Eni yang merupakan politikus partai Golkar dicokok melalui operasi tangkap tangan (OTT) di rumah Menteri Sosial, Idrus Marham, pada Jumat, 13 Juli 2018 lalu. Dari operasi tersebut KPK menyita uang sebesar Rp 500 juta. Uang tersebut diduga merupakan pemberian dari pemegang saham Blackgold Natural Resources Limited, Johannes Budisutrisno Kotjo.
Uang diduga diberikan untuk mempermulus proses penandatanganan kerjasama pembangunan PLTU Riau-1, dan ditengarai adalah bagian dari komitmen fee 2,5 persen dari total nilai proyek yang diterima Eni sebesar Rp 4,8 miliar, dan KPP pun turut menetapkan Johannes Kotjo sebagai tersangka.
Penangkapan Eni yang dilakukan oleh KPK adalah ujung rangkaian operasi yang sebelumnya dilakukan. Dari hasil penangkapan itu, KPK telah menetapkan 9 (Sembilan) tersangka dari 12 orang yang diamankan, diantaranya terdiri dari anggota DPR, staf ahli, swasta, dan supir.
Eni dijerat dengan Pasal 12 huruf a atau huruf b atau pasal 11 Undang-Undang Pemberantasan Tindak Pidana Korupsi (Tipikor) juncto pasal 55 Ayat (1) ke-1 KUHP. Pasal 55 Ayat (1) Ke-1 KUHP digunakan dalam penanganan tindak pidana yang melibatkan lebih dari satu orang.
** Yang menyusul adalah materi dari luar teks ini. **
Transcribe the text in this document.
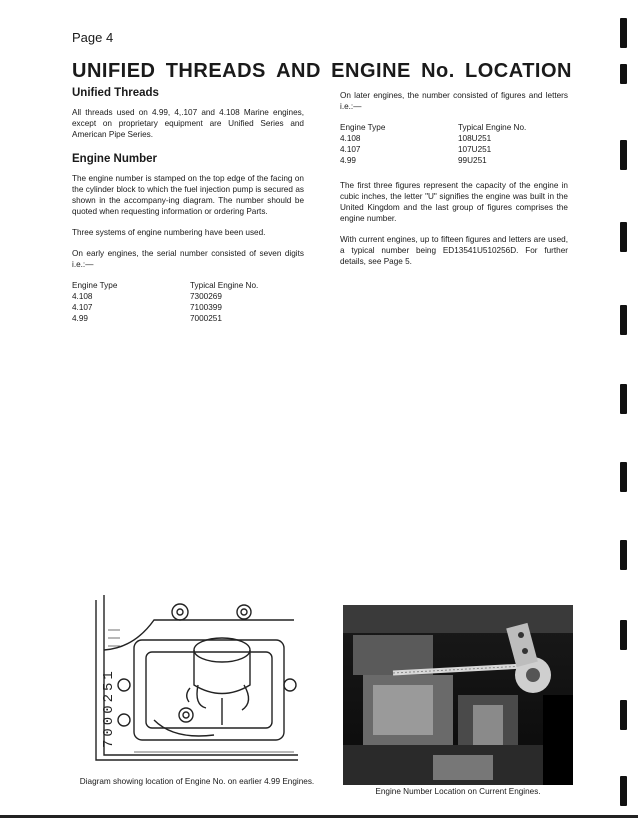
Page 4
UNIFIED THREADS AND ENGINE No. LOCATION
Unified Threads

All threads used on 4.99, 4,.107 and 4.108 Marine engines, except on proprietary equipment are Unified Series and American Pipe Series.

Engine Number

The engine number is stamped on the top edge of the facing on the cylinder block to which the fuel injection pump is secured as shown in the accompany-ing diagram. The number should be quoted when requesting information or ordering Parts.

Three systems of engine numbering have been used.

On early engines, the serial number consisted of seven digits i.e.:—

Engine Type	Typical Engine No.
4.108	7300269
4.107	7100399
4.99	7000251

On later engines, the number consisted of figures and letters i.e.:—

Engine Type	Typical Engine No.
4.108	108U251
4.107	107U251
4.99	99U251

The first three figures represent the capacity of the engine in cubic inches, the letter "U" signifies the engine was built in the United Kingdom and the last group of figures comprises the engine number.

With current engines, up to fifteen figures and letters are used, a typical number being ED13541U510256D. For further details, see Page 5.

7000251
Diagram showing location of Engine No. on earlier 4.99 Engines.
Engine Number Location on Current Engines.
PLTU Riau-1 yang kini menjadi sorotan adalah proyek pembangkit listrik berkapasitas 2 x 300 megawatt. PLTU Riau-1 adalah proyek penunjukkan langsung kepada anak perusahaan PLN, yaitu PT Pembangkitan Jawa-Bali (PJB), kemudian konsorsium proyek adalah Blackgold Natural Resources, sebuah perusahaan batubara multinasional, PT Samantaka Batubara yang merupakan anak perusahaan Blackgold, PT PLN Batubara, PT Pembangkitan Jawa-Bali, dan China Huadian Engineering Co. Ltd. (CHEC). Nilai investasi PLTU Riau-1 sendiri menurut Direktur Utama PLN Sofyan Basir sebesar US$ 900 Juta. PLN memiliki saham sebesar 51 persen dari proyek tersebut.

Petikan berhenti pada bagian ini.